Emmanuel LaveranEmmanuel Laveran, Le jeudi 13 août 2026
Destinations
Locations saisonnières : la Bretagne détrône la Méditerranée
Locations saisonnières : la Bretagne détrône la Méditerranée
Pedro Lastra
La façade Manche-Bretagne s’impose en juillet avec 77 % d’occupation et des tarifs environ un tiers inférieurs à la Méditerranée, tandis que les grandes métropoles reculent et que Perros-Guirec et Saint-Malo dominent.
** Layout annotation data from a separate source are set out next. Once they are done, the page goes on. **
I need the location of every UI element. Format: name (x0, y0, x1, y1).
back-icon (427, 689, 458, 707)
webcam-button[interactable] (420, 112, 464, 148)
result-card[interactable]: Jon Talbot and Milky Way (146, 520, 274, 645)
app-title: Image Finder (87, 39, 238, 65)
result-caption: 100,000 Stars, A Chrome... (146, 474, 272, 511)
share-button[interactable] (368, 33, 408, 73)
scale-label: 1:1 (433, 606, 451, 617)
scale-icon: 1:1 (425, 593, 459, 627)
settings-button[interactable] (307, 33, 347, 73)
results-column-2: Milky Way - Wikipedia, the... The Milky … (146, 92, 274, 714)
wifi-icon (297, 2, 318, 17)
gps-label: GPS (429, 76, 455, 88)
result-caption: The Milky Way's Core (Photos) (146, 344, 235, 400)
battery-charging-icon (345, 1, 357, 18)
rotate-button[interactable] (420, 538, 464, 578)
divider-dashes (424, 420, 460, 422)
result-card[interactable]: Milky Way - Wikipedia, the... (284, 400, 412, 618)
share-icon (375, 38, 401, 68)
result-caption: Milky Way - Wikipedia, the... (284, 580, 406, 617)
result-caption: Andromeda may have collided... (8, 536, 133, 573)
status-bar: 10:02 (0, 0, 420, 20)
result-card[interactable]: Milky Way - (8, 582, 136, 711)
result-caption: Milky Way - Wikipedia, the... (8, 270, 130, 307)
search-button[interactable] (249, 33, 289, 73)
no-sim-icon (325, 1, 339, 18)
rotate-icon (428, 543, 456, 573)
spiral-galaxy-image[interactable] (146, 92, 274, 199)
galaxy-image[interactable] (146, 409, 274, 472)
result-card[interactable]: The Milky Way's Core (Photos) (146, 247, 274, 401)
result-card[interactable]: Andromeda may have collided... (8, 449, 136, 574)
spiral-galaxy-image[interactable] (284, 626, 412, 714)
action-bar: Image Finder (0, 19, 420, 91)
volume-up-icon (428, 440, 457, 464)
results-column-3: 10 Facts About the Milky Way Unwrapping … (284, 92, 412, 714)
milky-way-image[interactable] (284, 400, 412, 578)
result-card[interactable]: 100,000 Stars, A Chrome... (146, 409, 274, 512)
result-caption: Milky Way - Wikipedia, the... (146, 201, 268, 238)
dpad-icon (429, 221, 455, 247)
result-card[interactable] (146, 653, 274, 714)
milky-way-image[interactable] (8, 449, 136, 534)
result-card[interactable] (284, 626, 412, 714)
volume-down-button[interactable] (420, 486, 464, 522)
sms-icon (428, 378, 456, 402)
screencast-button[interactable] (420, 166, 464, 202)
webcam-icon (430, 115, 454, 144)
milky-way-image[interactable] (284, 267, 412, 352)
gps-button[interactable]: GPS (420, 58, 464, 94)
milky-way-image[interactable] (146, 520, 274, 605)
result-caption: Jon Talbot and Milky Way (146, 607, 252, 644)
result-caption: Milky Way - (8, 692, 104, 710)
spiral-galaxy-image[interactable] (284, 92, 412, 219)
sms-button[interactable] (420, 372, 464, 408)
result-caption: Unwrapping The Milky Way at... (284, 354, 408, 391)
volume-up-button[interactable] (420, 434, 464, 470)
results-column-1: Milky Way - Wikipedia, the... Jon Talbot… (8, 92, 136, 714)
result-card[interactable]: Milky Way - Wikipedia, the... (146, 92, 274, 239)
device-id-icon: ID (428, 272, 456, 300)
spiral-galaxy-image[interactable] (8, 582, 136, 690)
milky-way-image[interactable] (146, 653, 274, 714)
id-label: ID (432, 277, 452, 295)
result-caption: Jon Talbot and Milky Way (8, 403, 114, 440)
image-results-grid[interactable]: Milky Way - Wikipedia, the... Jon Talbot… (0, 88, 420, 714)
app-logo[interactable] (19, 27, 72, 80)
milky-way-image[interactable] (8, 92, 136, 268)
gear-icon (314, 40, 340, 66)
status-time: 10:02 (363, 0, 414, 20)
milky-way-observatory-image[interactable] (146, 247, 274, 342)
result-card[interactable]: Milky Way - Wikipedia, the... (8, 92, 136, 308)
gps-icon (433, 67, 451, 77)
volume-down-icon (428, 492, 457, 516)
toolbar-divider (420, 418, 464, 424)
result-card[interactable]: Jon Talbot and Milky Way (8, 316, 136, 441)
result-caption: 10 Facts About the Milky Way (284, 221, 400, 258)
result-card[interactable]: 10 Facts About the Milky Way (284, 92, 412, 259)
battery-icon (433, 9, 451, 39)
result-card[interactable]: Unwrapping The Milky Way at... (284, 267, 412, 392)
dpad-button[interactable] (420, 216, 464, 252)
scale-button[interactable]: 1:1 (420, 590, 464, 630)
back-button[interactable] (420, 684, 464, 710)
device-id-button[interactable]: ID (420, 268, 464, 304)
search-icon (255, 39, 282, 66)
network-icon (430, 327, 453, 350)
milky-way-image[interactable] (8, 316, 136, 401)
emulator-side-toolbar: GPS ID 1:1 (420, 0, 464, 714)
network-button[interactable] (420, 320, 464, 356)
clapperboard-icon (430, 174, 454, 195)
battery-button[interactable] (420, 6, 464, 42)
La Bretagne a le vent en poupe. D’après une étude de Guestadom, conciergerie spécialisée dans la gestion de locations saisonnières, menée sur un panel de 164 555 logements répartis dans 82 communes françaises, le littoral Manche-Bretagne affiche le meilleur taux d’occupation en juillet. Avec 77 % en moyenne, il devance la Méditerranée et la Corse (71 %), tout en restant nettement plus abordable : 185 euros la nuit en moyenne, contre 271 euros sur le littoral méditerranéen. Parmi les destinations étudiées, Perros-Guirec arrive en tête avec 85 % d’occupation, devant Saint-Malo (84 %), Biarritz (83 %), Carnac et Étretat (82 %), puis Quiberon (81 %). Des résultats qui confirment, au sein du panel observé, l’attrait du nord-ouest de la France en plein été.

L’étude met aussi en évidence un mouvement saisonnier des grandes villes vers les destinations de vacances. Entre juin et juillet, le taux d’occupation progresse de 33,9 points sur le littoral atlantique, de 32,2 points sur la façade Manche-Bretagne, de 22,8 points à la montagne et de 21 points sur le littoral méditerranéen. À l’inverse, il passe en moyenne de 57,4 % à 48,5 % dans les grandes villes. Rennes, Bordeaux, Lyon, Nantes, Paris ou Lille reculent, tandis que Saint-Jean-de-Monts, Mimizan, Erquy, Hossegor ou Les Sables-d’Olonne affichent une fréquentation en hausse.

Autre enseignement : l’offre de locations saisonnières se contracte. Sur un an, le nombre de logements proposés dans le panel diminue de 7 %, alors que le taux d’occupation gagne 3,2 points. Le recul de l’offre est particulièrement marqué à Paris (-24,5 %), Rennes (-23,3 %), Lille (-22 %), Montpellier (-14,2 %) et Nantes (-11,6 %). Une tendance qui intervient alors que la réglementation des meublés touristiques s’est durcie, notamment avec la loi Le Meur et l’obligation d’enregistrement, qui contribue à réduire l’offre dans les zones tendues.